The following below diagram shows how RR-with-prior works. Assume you’ve constructed a model to divide an input image into ten categories. Consider the label “airplane” as an example of training. Classic RR returns a random label sampled according to a predefined distribution to ensure LabelDP (see the top-right panel of the figure below). The higher the probability of sampling an inaccurate title, the smaller the desired privacy budget ε. Assume that we have a prior possibility that the supplied input is “likely a flying object” (lower left panel). RR-with-prior will remove all labels with a small previous and just sample from the remaining brands when using the prior. By removing these improbable labels, the likelihood of receiving the correct title increases dramatically while retaining the same privacy budget (lower right panel).
If no previous information is provided (top-left), all classes are randomly picked with equal probability. If the privacy budget is more significant, the likelihood of sampling the proper type (P[airplane] 0.5) is higher (top-right). RR-with-prior: Unlikely classes are “suppressed” from the sampling distribution if a previous distribution is assumed (bottom-left) (bottom-right).

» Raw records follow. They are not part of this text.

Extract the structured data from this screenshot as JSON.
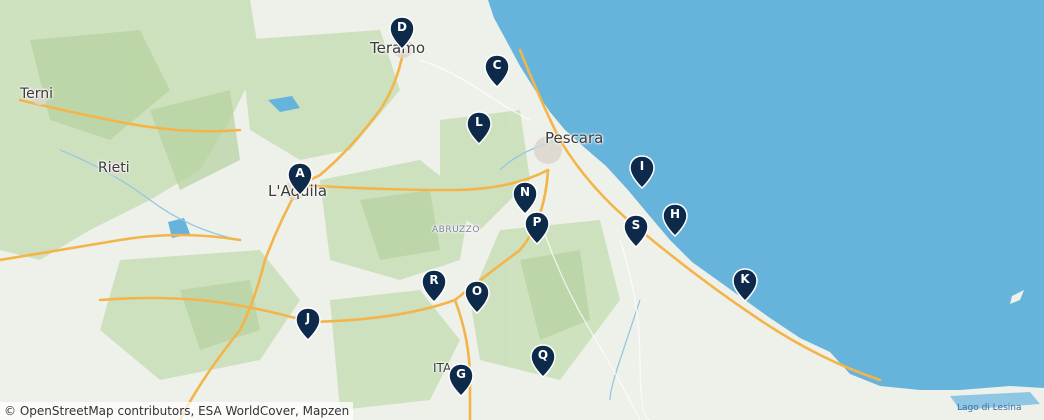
{
  "map": {
    "colors": {
      "sea": "#66b4dc",
      "land": "#eef0ea",
      "forest": "#c9dfb8",
      "motorway": "#f3b54a",
      "marker": "#0d2a4a"
    },
    "places": [
      {
        "id": "teramo",
        "name": "Teramo"
      },
      {
        "id": "terni",
        "name": "Terni"
      },
      {
        "id": "pescara",
        "name": "Pescara"
      },
      {
        "id": "rieti",
        "name": "Rieti"
      },
      {
        "id": "laquila",
        "name": "L'Aquila"
      },
      {
        "id": "abruzzo",
        "name": "ABRUZZO"
      },
      {
        "id": "ita",
        "name": "ITA"
      },
      {
        "id": "lago",
        "name": "Lago di Lesina"
      }
    ],
    "markers": [
      {
        "id": "D",
        "label": "D"
      },
      {
        "id": "C",
        "label": "C"
      },
      {
        "id": "L",
        "label": "L"
      },
      {
        "id": "A",
        "label": "A"
      },
      {
        "id": "I",
        "label": "I"
      },
      {
        "id": "N",
        "label": "N"
      },
      {
        "id": "H",
        "label": "H"
      },
      {
        "id": "P",
        "label": "P"
      },
      {
        "id": "S",
        "label": "S"
      },
      {
        "id": "K",
        "label": "K"
      },
      {
        "id": "R",
        "label": "R"
      },
      {
        "id": "O",
        "label": "O"
      },
      {
        "id": "J",
        "label": "J"
      },
      {
        "id": "Q",
        "label": "Q"
      },
      {
        "id": "G",
        "label": "G"
      }
    ],
    "attribution": "© OpenStreetMap contributors, ESA WorldCover, Mapzen"
  }
}
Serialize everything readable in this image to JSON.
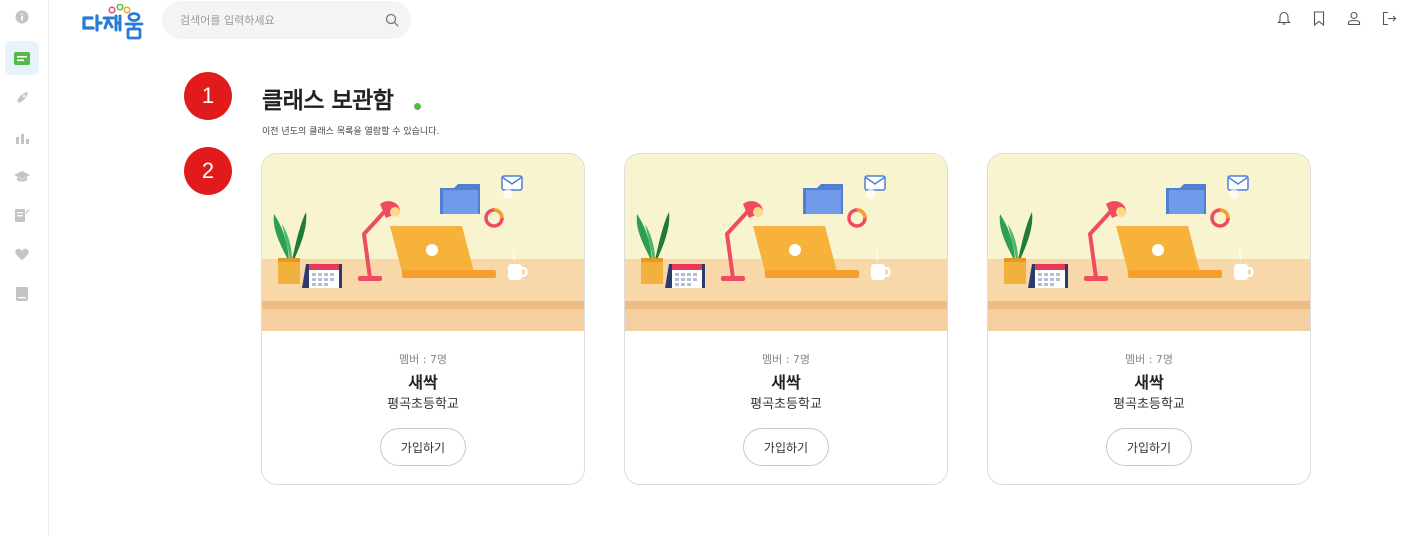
{
  "header": {
    "logo_text": "다채움",
    "search": {
      "placeholder": "검색어를 입력하세요",
      "value": "",
      "icon": "search-icon"
    },
    "icons": [
      "bell-icon",
      "bookmark-icon",
      "user-icon",
      "logout-icon"
    ]
  },
  "sidebar": {
    "items": [
      {
        "icon": "info-icon",
        "active": false
      },
      {
        "icon": "class-card-icon",
        "active": true
      },
      {
        "icon": "rocket-icon",
        "active": false
      },
      {
        "icon": "chart-icon",
        "active": false
      },
      {
        "icon": "graduation-cap-icon",
        "active": false
      },
      {
        "icon": "edit-note-icon",
        "active": false
      },
      {
        "icon": "heart-icon",
        "active": false
      },
      {
        "icon": "book-icon",
        "active": false
      }
    ]
  },
  "markers": [
    "1",
    "2"
  ],
  "page": {
    "title": "클래스 보관함",
    "subtitle": "이전 년도의 클래스 목록을 열람할 수 있습니다."
  },
  "cards": [
    {
      "members": "멤버 : 7명",
      "name": "새싹",
      "school": "평곡초등학교",
      "join_label": "가입하기"
    },
    {
      "members": "멤버 : 7명",
      "name": "새싹",
      "school": "평곡초등학교",
      "join_label": "가입하기"
    },
    {
      "members": "멤버 : 7명",
      "name": "새싹",
      "school": "평곡초등학교",
      "join_label": "가입하기"
    }
  ],
  "colors": {
    "accent_blue": "#2a7bd6",
    "marker_red": "#e11b1b",
    "title_dot_green": "#54b948",
    "illus_wall": "#f8f4cf",
    "illus_desk": "#f8d7a8"
  }
}
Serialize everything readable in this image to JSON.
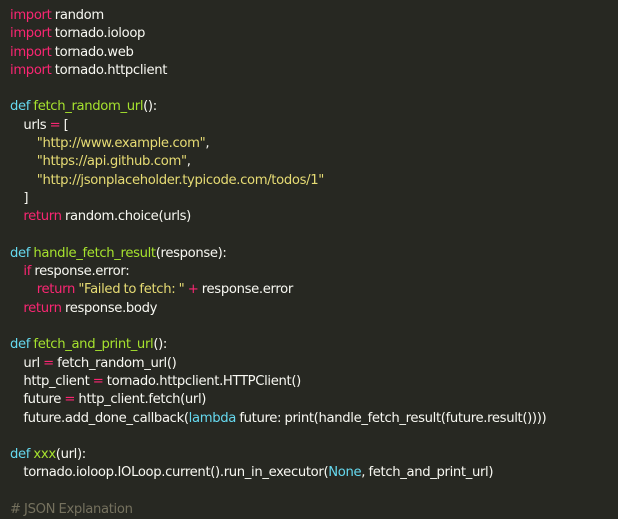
{
  "colors": {
    "background": "#272822",
    "keyword": "#f92672",
    "def": "#66d9ef",
    "function": "#a6e22e",
    "string": "#e6db74",
    "comment": "#75715e",
    "text": "#f8f8f2"
  },
  "editor": {
    "lines": [
      [
        {
          "t": "import",
          "k": "keyword"
        },
        {
          "t": " random",
          "k": "plain"
        }
      ],
      [
        {
          "t": "import",
          "k": "keyword"
        },
        {
          "t": " tornado",
          "k": "plain"
        },
        {
          "t": ".",
          "k": "punct"
        },
        {
          "t": "ioloop",
          "k": "plain"
        }
      ],
      [
        {
          "t": "import",
          "k": "keyword"
        },
        {
          "t": " tornado",
          "k": "plain"
        },
        {
          "t": ".",
          "k": "punct"
        },
        {
          "t": "web",
          "k": "plain"
        }
      ],
      [
        {
          "t": "import",
          "k": "keyword"
        },
        {
          "t": " tornado",
          "k": "plain"
        },
        {
          "t": ".",
          "k": "punct"
        },
        {
          "t": "httpclient",
          "k": "plain"
        }
      ],
      [],
      [
        {
          "t": "def",
          "k": "def"
        },
        {
          "t": " ",
          "k": "plain"
        },
        {
          "t": "fetch_random_url",
          "k": "func"
        },
        {
          "t": "():",
          "k": "punct"
        }
      ],
      [
        {
          "t": "    urls ",
          "k": "plain"
        },
        {
          "t": "=",
          "k": "op"
        },
        {
          "t": " [",
          "k": "punct"
        }
      ],
      [
        {
          "t": "        ",
          "k": "plain"
        },
        {
          "t": "\"http://www.example.com\"",
          "k": "string"
        },
        {
          "t": ",",
          "k": "punct"
        }
      ],
      [
        {
          "t": "        ",
          "k": "plain"
        },
        {
          "t": "\"https://api.github.com\"",
          "k": "string"
        },
        {
          "t": ",",
          "k": "punct"
        }
      ],
      [
        {
          "t": "        ",
          "k": "plain"
        },
        {
          "t": "\"http://jsonplaceholder.typicode.com/todos/1\"",
          "k": "string"
        }
      ],
      [
        {
          "t": "    ]",
          "k": "punct"
        }
      ],
      [
        {
          "t": "    ",
          "k": "plain"
        },
        {
          "t": "return",
          "k": "keyword"
        },
        {
          "t": " random",
          "k": "plain"
        },
        {
          "t": ".",
          "k": "punct"
        },
        {
          "t": "choice(urls)",
          "k": "plain"
        }
      ],
      [],
      [
        {
          "t": "def",
          "k": "def"
        },
        {
          "t": " ",
          "k": "plain"
        },
        {
          "t": "handle_fetch_result",
          "k": "func"
        },
        {
          "t": "(response):",
          "k": "punct"
        }
      ],
      [
        {
          "t": "    ",
          "k": "plain"
        },
        {
          "t": "if",
          "k": "keyword"
        },
        {
          "t": " response",
          "k": "plain"
        },
        {
          "t": ".",
          "k": "punct"
        },
        {
          "t": "error:",
          "k": "plain"
        }
      ],
      [
        {
          "t": "        ",
          "k": "plain"
        },
        {
          "t": "return",
          "k": "keyword"
        },
        {
          "t": " ",
          "k": "plain"
        },
        {
          "t": "\"Failed to fetch: \"",
          "k": "string"
        },
        {
          "t": " ",
          "k": "plain"
        },
        {
          "t": "+",
          "k": "op"
        },
        {
          "t": " response",
          "k": "plain"
        },
        {
          "t": ".",
          "k": "punct"
        },
        {
          "t": "error",
          "k": "plain"
        }
      ],
      [
        {
          "t": "    ",
          "k": "plain"
        },
        {
          "t": "return",
          "k": "keyword"
        },
        {
          "t": " response",
          "k": "plain"
        },
        {
          "t": ".",
          "k": "punct"
        },
        {
          "t": "body",
          "k": "plain"
        }
      ],
      [],
      [
        {
          "t": "def",
          "k": "def"
        },
        {
          "t": " ",
          "k": "plain"
        },
        {
          "t": "fetch_and_print_url",
          "k": "func"
        },
        {
          "t": "():",
          "k": "punct"
        }
      ],
      [
        {
          "t": "    url ",
          "k": "plain"
        },
        {
          "t": "=",
          "k": "op"
        },
        {
          "t": " fetch_random_url()",
          "k": "plain"
        }
      ],
      [
        {
          "t": "    http_client ",
          "k": "plain"
        },
        {
          "t": "=",
          "k": "op"
        },
        {
          "t": " tornado",
          "k": "plain"
        },
        {
          "t": ".",
          "k": "punct"
        },
        {
          "t": "httpclient",
          "k": "plain"
        },
        {
          "t": ".",
          "k": "punct"
        },
        {
          "t": "HTTPClient()",
          "k": "plain"
        }
      ],
      [
        {
          "t": "    future ",
          "k": "plain"
        },
        {
          "t": "=",
          "k": "op"
        },
        {
          "t": " http_client",
          "k": "plain"
        },
        {
          "t": ".",
          "k": "punct"
        },
        {
          "t": "fetch(url)",
          "k": "plain"
        }
      ],
      [
        {
          "t": "    future",
          "k": "plain"
        },
        {
          "t": ".",
          "k": "punct"
        },
        {
          "t": "add_done_callback(",
          "k": "plain"
        },
        {
          "t": "lambda",
          "k": "def"
        },
        {
          "t": " future: print(handle_fetch_result(future",
          "k": "plain"
        },
        {
          "t": ".",
          "k": "punct"
        },
        {
          "t": "result())))",
          "k": "plain"
        }
      ],
      [],
      [
        {
          "t": "def",
          "k": "def"
        },
        {
          "t": " ",
          "k": "plain"
        },
        {
          "t": "xxx",
          "k": "func"
        },
        {
          "t": "(url):",
          "k": "punct"
        }
      ],
      [
        {
          "t": "    tornado",
          "k": "plain"
        },
        {
          "t": ".",
          "k": "punct"
        },
        {
          "t": "ioloop",
          "k": "plain"
        },
        {
          "t": ".",
          "k": "punct"
        },
        {
          "t": "IOLoop",
          "k": "plain"
        },
        {
          "t": ".",
          "k": "punct"
        },
        {
          "t": "current()",
          "k": "plain"
        },
        {
          "t": ".",
          "k": "punct"
        },
        {
          "t": "run_in_executor(",
          "k": "plain"
        },
        {
          "t": "None",
          "k": "const"
        },
        {
          "t": ", fetch_and_print_url)",
          "k": "plain"
        }
      ],
      [],
      [
        {
          "t": "# JSON Explanation",
          "k": "comment"
        }
      ]
    ]
  }
}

As a result, for the same privacy budget, the chance of sampling the actual class (P[airplane] 0.9) is increased.
Google AI researchers introduce a multi-stage approach for training deep neural networks with LabelDP based on RR-with-prior observations. First, the training set is divided into various subgroups at random. The first subset is then used to train an initial model using classical RR. Finally, the method separates the data into multiple parts, with one component being utilized for preparing the model at each stage. The labels are generated with RR-with-prior, and the priors are based on the model’s prediction.
The Google Al team tested the empirical performance of the multi-stage training algorithm on a variety of datasets, domains, and architectures. The multi-stage training technique (blue in the figure below) guarantees LabelDP delivers 20% greater accuracy than DP-SGD on the CIFAR-10 multi-class classification challenge for the same privacy expenditure.
Based on practical and theoretical results, the researchers showed that LabelDP is a good relaxation of the full DP guarantee. LabelDP could close the performance gap between a private model and a non-private baseline in applications where the inputs’ privacy isn’t a concern. Google AI researchers intend to improve LabelDP algorithms for tasks other than multi-class classification. They anticipate that the availability of the multi-stage training algorithm code will be a beneficial resource for researchers working on DP.